Viral Vectors Vaccines



Training the immune system

Vaccines help our body prepare against future infections by pre-exposing our immune system to partial, dead – inactivated – or milder –attenuated – pathogens.

By presenting our immune cells with selected antigens, vaccination stimulates the immune system so as to allow for the future response to a pathogen to be both rapid and specific, in particular by training the adaptive immune response to this pathogen.

Vaccines may either be:

Prophylactic Therapeutic
or Preventive: this enables complete prevention or reduction of the effects of future exposure to a pathogen or Curative: this helps the body recognize and fight against the pathogens that are already present in the organism

Vaccine development is thus a fine tuning between disabling the pathogen so that the vaccine candidate does not cause illness while keeping the vaccine close enough to the original strain so that our immune system will be efficiently trained against the disease through exposure to the vaccine disabled form.

In this regard, using only antigenic parts of the actual pathogens has appeared as one of the safest rout to vaccine development leading to the expansion of one approach in the last decades: viral vectors as a delivery tool for antigenic subunits.


From virus to vaccine

One of the characteristics of viruses is their ability to enter inside the cells of other organisms and deliver their genetic material.

Exploiting this property, viral vectors are particles derived from viruses that have been thoroughly engineered to lose their pathogenicity and to transport and deliver chosen genetic material (payload) into cells, either to elicit an immune response (vaccination) or repair a deficient gene (gene therapy).
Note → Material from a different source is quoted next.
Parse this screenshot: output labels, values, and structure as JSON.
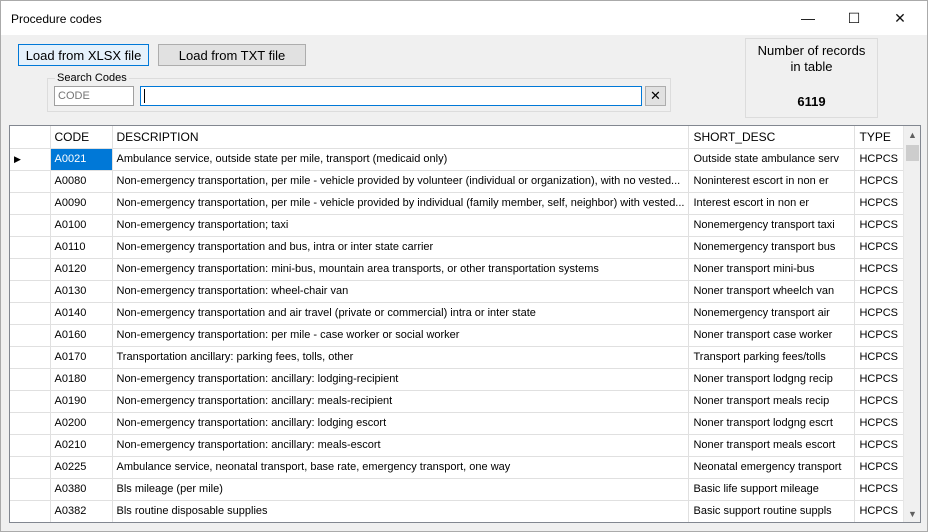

In other words, in the case of a vaccine-candidate, Viral Vectors are vehicles loaded to bring and present a relevant antigen to immune cells and they can be inoculated like any other vaccine (see Lentiviral Vectors and T-cell vaccines for detailed mechanism of action).

Viral vector vaccine candidates, like other vaccines, can stimulate two type of adaptive immune responses: humoral or cellular.
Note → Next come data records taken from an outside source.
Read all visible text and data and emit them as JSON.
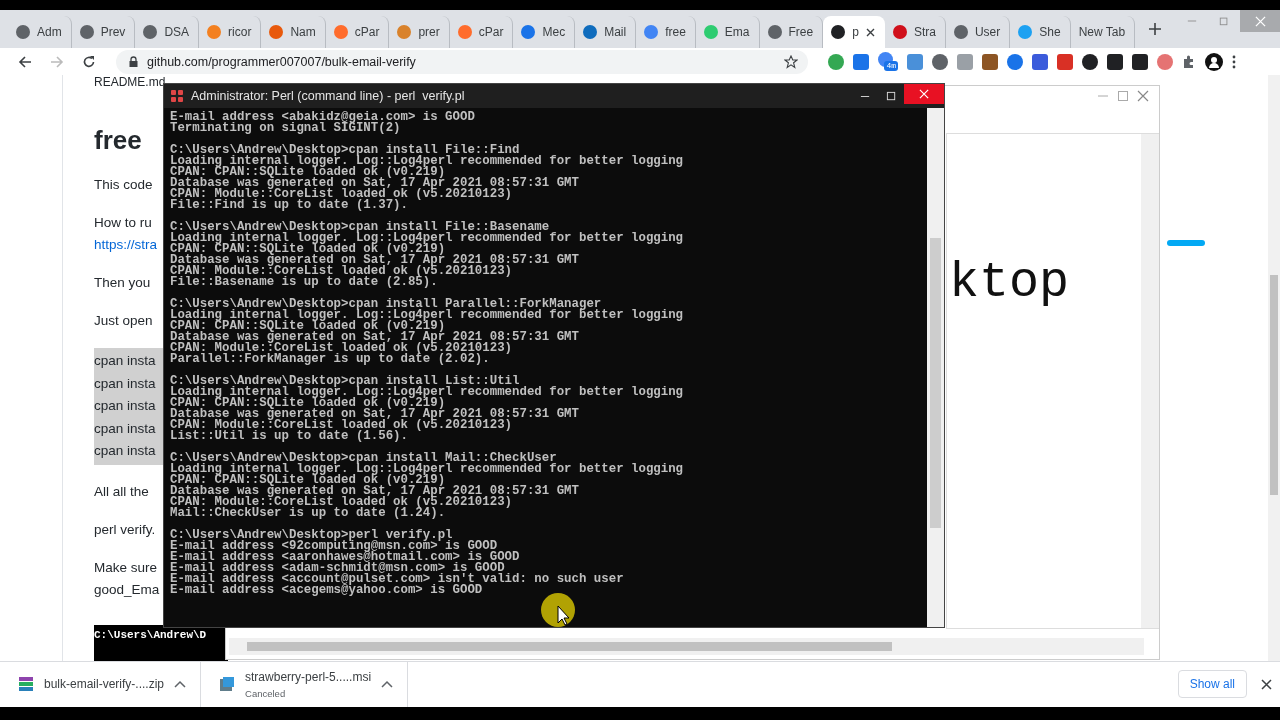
{
  "browser": {
    "tabs": [
      {
        "label": "Adm",
        "selected": false,
        "color": "#5f6368"
      },
      {
        "label": "Prev",
        "selected": false,
        "color": "#5f6368"
      },
      {
        "label": "DSA",
        "selected": false,
        "color": "#5f6368"
      },
      {
        "label": "ricor",
        "selected": false,
        "color": "#f38020"
      },
      {
        "label": "Nam",
        "selected": false,
        "color": "#e8590c"
      },
      {
        "label": "cPar",
        "selected": false,
        "color": "#ff6c2c"
      },
      {
        "label": "prer",
        "selected": false,
        "color": "#d9822b"
      },
      {
        "label": "cPar",
        "selected": false,
        "color": "#ff6c2c"
      },
      {
        "label": "Mec",
        "selected": false,
        "color": "#1a73e8"
      },
      {
        "label": "Mail",
        "selected": false,
        "color": "#0f6cbd"
      },
      {
        "label": "free",
        "selected": false,
        "color": "#4285f4"
      },
      {
        "label": "Ema",
        "selected": false,
        "color": "#2ecc71"
      },
      {
        "label": "Free",
        "selected": false,
        "color": "#5f6368"
      },
      {
        "label": "p",
        "selected": true,
        "color": "#202124"
      },
      {
        "label": "Stra",
        "selected": false,
        "color": "#d0101b"
      },
      {
        "label": "User",
        "selected": false,
        "color": "#5f6368"
      },
      {
        "label": "She",
        "selected": false,
        "color": "#1da1f2"
      },
      {
        "label": "New Tab",
        "selected": false
      }
    ],
    "address": "github.com/programmer007007/bulk-email-verify",
    "extension_badge": "4m"
  },
  "page": {
    "file_label": "README.md",
    "heading": "free",
    "blocks": [
      {
        "kind": "paragraph",
        "lines": [
          "This code"
        ]
      },
      {
        "kind": "paragraph",
        "lines": [
          "How to ru"
        ],
        "link": "https://stra"
      },
      {
        "kind": "paragraph",
        "lines": [
          "Then you"
        ]
      },
      {
        "kind": "paragraph",
        "lines": [
          "Just open"
        ]
      },
      {
        "kind": "code",
        "lines": [
          "cpan insta",
          "cpan insta",
          "cpan insta",
          "cpan insta",
          "cpan insta"
        ]
      },
      {
        "kind": "paragraph",
        "lines": [
          "All all the"
        ]
      },
      {
        "kind": "paragraph",
        "lines": [
          "perl verify."
        ]
      },
      {
        "kind": "paragraph",
        "lines": [
          "Make sure",
          "good_Ema"
        ]
      },
      {
        "kind": "terminal",
        "lines": [
          "C:\\Users\\Andrew\\D"
        ]
      }
    ]
  },
  "back_window": {
    "big_text": "ktop"
  },
  "console": {
    "title": "Administrator: Perl (command line) - perl  verify.pl",
    "blocks": [
      [
        "E-mail address <abakidz@geia.com> is GOOD",
        "Terminating on signal SIGINT(2)"
      ],
      [
        "C:\\Users\\Andrew\\Desktop>cpan install File::Find",
        "Loading internal logger. Log::Log4perl recommended for better logging",
        "CPAN: CPAN::SQLite loaded ok (v0.219)",
        "Database was generated on Sat, 17 Apr 2021 08:57:31 GMT",
        "CPAN: Module::CoreList loaded ok (v5.20210123)",
        "File::Find is up to date (1.37)."
      ],
      [
        "C:\\Users\\Andrew\\Desktop>cpan install File::Basename",
        "Loading internal logger. Log::Log4perl recommended for better logging",
        "CPAN: CPAN::SQLite loaded ok (v0.219)",
        "Database was generated on Sat, 17 Apr 2021 08:57:31 GMT",
        "CPAN: Module::CoreList loaded ok (v5.20210123)",
        "File::Basename is up to date (2.85)."
      ],
      [
        "C:\\Users\\Andrew\\Desktop>cpan install Parallel::ForkManager",
        "Loading internal logger. Log::Log4perl recommended for better logging",
        "CPAN: CPAN::SQLite loaded ok (v0.219)",
        "Database was generated on Sat, 17 Apr 2021 08:57:31 GMT",
        "CPAN: Module::CoreList loaded ok (v5.20210123)",
        "Parallel::ForkManager is up to date (2.02)."
      ],
      [
        "C:\\Users\\Andrew\\Desktop>cpan install List::Util",
        "Loading internal logger. Log::Log4perl recommended for better logging",
        "CPAN: CPAN::SQLite loaded ok (v0.219)",
        "Database was generated on Sat, 17 Apr 2021 08:57:31 GMT",
        "CPAN: Module::CoreList loaded ok (v5.20210123)",
        "List::Util is up to date (1.56)."
      ],
      [
        "C:\\Users\\Andrew\\Desktop>cpan install Mail::CheckUser",
        "Loading internal logger. Log::Log4perl recommended for better logging",
        "CPAN: CPAN::SQLite loaded ok (v0.219)",
        "Database was generated on Sat, 17 Apr 2021 08:57:31 GMT",
        "CPAN: Module::CoreList loaded ok (v5.20210123)",
        "Mail::CheckUser is up to date (1.24)."
      ],
      [
        "C:\\Users\\Andrew\\Desktop>perl verify.pl",
        "E-mail address <92computing@msn.com> is GOOD",
        "E-mail address <aaronhawes@hotmail.com> is GOOD",
        "E-mail address <adam-schmidt@msn.com> is GOOD",
        "E-mail address <account@pulset.com> isn't valid: no such user",
        "E-mail address <acegems@yahoo.com> is GOOD"
      ]
    ]
  },
  "downloads": {
    "items": [
      {
        "name": "bulk-email-verify-....zip",
        "kind": "archive"
      },
      {
        "name": "strawberry-perl-5.....msi",
        "status": "Canceled",
        "kind": "installer"
      }
    ],
    "show_all": "Show all"
  }
}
The immune system can initiate two kinds of adaptive immune responses: the humoral response and the cell-mediated response.
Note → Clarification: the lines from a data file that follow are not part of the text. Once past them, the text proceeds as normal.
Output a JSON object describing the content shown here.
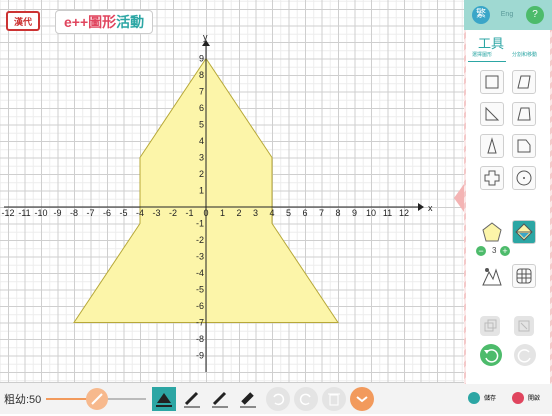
{
  "header": {
    "logo_text": "漢代",
    "title_part1": "e++圖形",
    "title_part2": "活動"
  },
  "axes": {
    "x_label": "x",
    "y_label": "y",
    "x_ticks": [
      "-12",
      "-11",
      "-10",
      "-9",
      "-8",
      "-7",
      "-6",
      "-5",
      "-4",
      "-3",
      "-2",
      "-1",
      "0",
      "1",
      "2",
      "3",
      "4",
      "5",
      "6",
      "7",
      "8",
      "9",
      "10",
      "11",
      "12"
    ],
    "y_ticks": [
      "9",
      "8",
      "7",
      "6",
      "5",
      "4",
      "3",
      "2",
      "1",
      "-1",
      "-2",
      "-3",
      "-4",
      "-5",
      "-6",
      "-7",
      "-8",
      "-9"
    ]
  },
  "shape": {
    "vertices": [
      [
        0,
        9
      ],
      [
        -4,
        3
      ],
      [
        -4,
        -1
      ],
      [
        -8,
        -7
      ],
      [
        8,
        -7
      ],
      [
        4,
        -1
      ],
      [
        4,
        3
      ]
    ],
    "fill_color": "#fcf5a9",
    "stroke_color": "#b7a838"
  },
  "side_panel": {
    "top_buttons": [
      "繁",
      "Eng",
      "?"
    ],
    "tools_title": "工具",
    "subtab_left": "選擇圖形",
    "subtab_right": "分割和移動",
    "polygon_count": "3",
    "save_label": "儲存",
    "open_label": "開啟"
  },
  "bottom_bar": {
    "thickness_label": "粗幼:50",
    "thickness_value": 50
  },
  "colors": {
    "accent": "#2ca6a4",
    "brand_red": "#e0455e",
    "orange": "#f29a5c"
  }
}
Most vaccines, currently on the market or under-development, mainly stimulate the humoral response of the immune system which is not fully effective against some pathogens (HIV, HCV, TB…): the induction of a cellular immune response may be required to more effectively treat or prevent those diseases.

Dendritic cells are the key cells of cellular immunity. They trigger immune responses by metabolizing pathogens turning them into antigens, which they will subsequently present on their surfaces to the T lymphocytes inside the lymphatic ganglions. This antigen presentation induces a specific cellular response via clonal proliferation of T lymphocytes.

Consequently, DCs have become a major target for new vaccines intended to induce a cellular immune response. However, as DCs are non-dividing, and remain therefore difficult to stimulate.

Lentiviral Vectors & T-Cell Vaccines

The breakthrough vaccine technology

For many major indications, a good vaccine has to stimulate cellular responses. To that end, viral vectors need to target dendritic cells (DC) but for most viruses their replication requires a cell division and DC are non-dividing cells.

However unlike other viruses, lentiviruses are able to replicate in non-dividing cells.

Investigations conducted at the Molecular Virology & Vectorology lab of the Pasteur Institute have led to the discovery of the “DNA Flap” sequence (or Triplex DNA, with a length of 99 nucleotides) which forms during the natural reverse transcription of lentivirus and allows the virus to cross the nucleus membrane (of non-dividing cells).

As a spin-off of the Pasteur Institute, Theravectys benefits from this major scientific discovery and develops a new generation of prophylactic and therapeutic vaccines based on the use of lentiviral vectors.

These T-cell vaccines transduce efficiently dendritic cells and therefore have the unrivaled breakthrough capacity to induce cellular immune responses.